Kleine Sünden werden bestraft: der Fall Jens L.

Ach, was sind das doch für harte Zeiten für einen alternden Torwart. Noch schlimmer, wenn man Jens Lehmann heißt, ständig unter Strom steht und immer wieder über das Ziel hinausschießt. Jüngstes Beispiel: der Schuhwurf beim jüngsten Bundesligaspiel gegen die TSG Hoffenheim. „Alles richtig gemacht“, meint dazu sein Trainer Markus Babbel. Schließlich hat Salihovic in der Schlussminute noch einen Elfmeter vergeben, weil er – ganz klar – Angst vor Lehmann hatte.
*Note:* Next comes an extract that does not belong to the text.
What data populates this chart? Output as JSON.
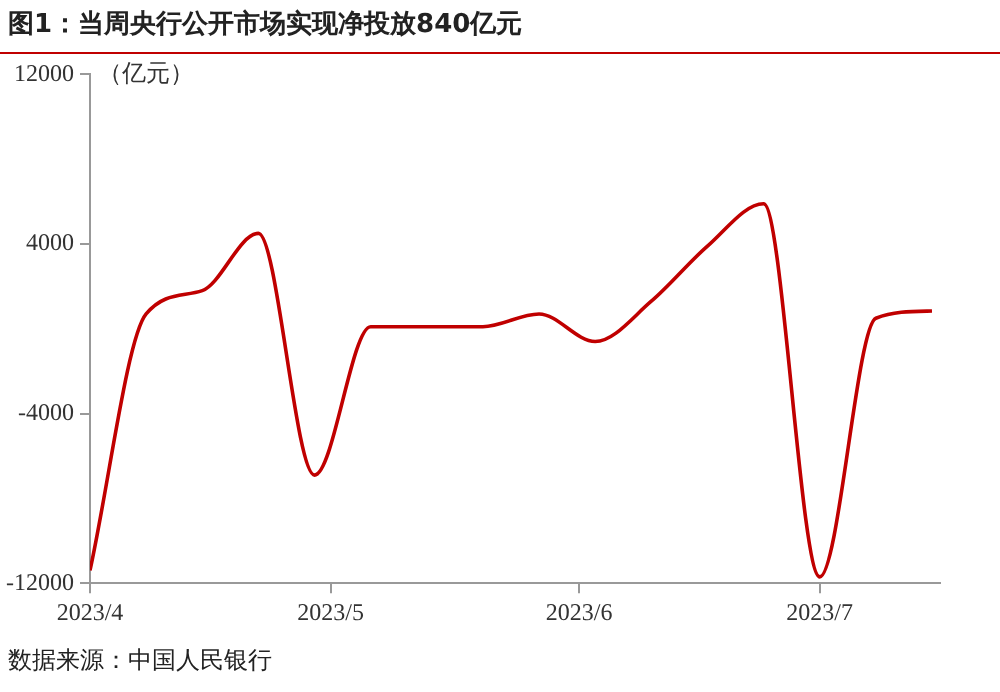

Allerdings scheint unterdessen niemand zu bemerken, dass das, was Lehmann Woche für Woche rund um seinen Kasten fabriziert, oft in hohem Maße unsportlich ist.Erst riss er seinem Gegenspieler Boulahrouz im UEFA-Cup Hinspiel gegen St. Petersburg sein Stirnband vom Kopf und pfefferte es unter einer Salve von weniger liebsamen Worten hinter das Tor. Dann der Schuhwurf während des Hoffenheim-Spiels, der immerhin auch die Fernsehkommentatoren dazu bewegte, das nicht gut zu finden. Lehmann selbst kritisiert dafür Ralf Rangnick – ein bisschen Ablenkung vom eigenen Tun kann nie schaden, Selbstreflektion wäre aber hier wohl angemessener. Die aber wird Jens L. wohl in diesem Leben nicht mehr lernen. Er ist ein guter Torwart, hat früher manchmal lustige bis gute Sachen (für einen Fußballer) gesagt, fällt jetzt aber nur noch durch Hubschrauberflüge von Starnberg nach Stuttgart und eben jenen Unsportlichkeiten auf.

Irgendwie scheint ihm das hohe Torwartalter nicht zu bekommen. Stattdessen versucht er verbissen und mit (falschem) Ehrgeiz seine Ziele zu verfolgen. Und das mit fast jedem Mittel, das zumindest ihm als recht erscheint. Auch beim UEFA-Cup Rückspiel kann er’s wieder einmal nicht lassen und provoziert mit Nicklichkeiten im Strafraum. Ganz zufällig steigt er einem russischen Angreifer mit seinen 16er Alustollen auf den Fuß. Er fühlte sich behindert. Und jeder, der einmal selbst Fußball gespielt hat, weiß, wie weh das tut, wenn man die Alustollen auf den Fußspitzen spürt. Dieses unsägliche „Auf-die-Füße-steigen“ ist jedoch ein Relikt aus wirklich alten Tagen. So bis in die späten 1990er dürfte das praktiziert worden sein. Alsoganz untypisch für einen so modernen Torwart wie Jens L., der doch immer nur mitspielen will.

Immerhin wurde das jetzt bestraft. Er, der Unfehlbare, sah beim zweiten Tor der Petersburger nicht gut aus. Da wollte er herauslaufen, zögerte aber dann doch noch, so dass Danny den Blick für den Nebenmann hatte. Schon allein wegen solchen Szenen sollte er noch ein Jahr dranhängen, oder?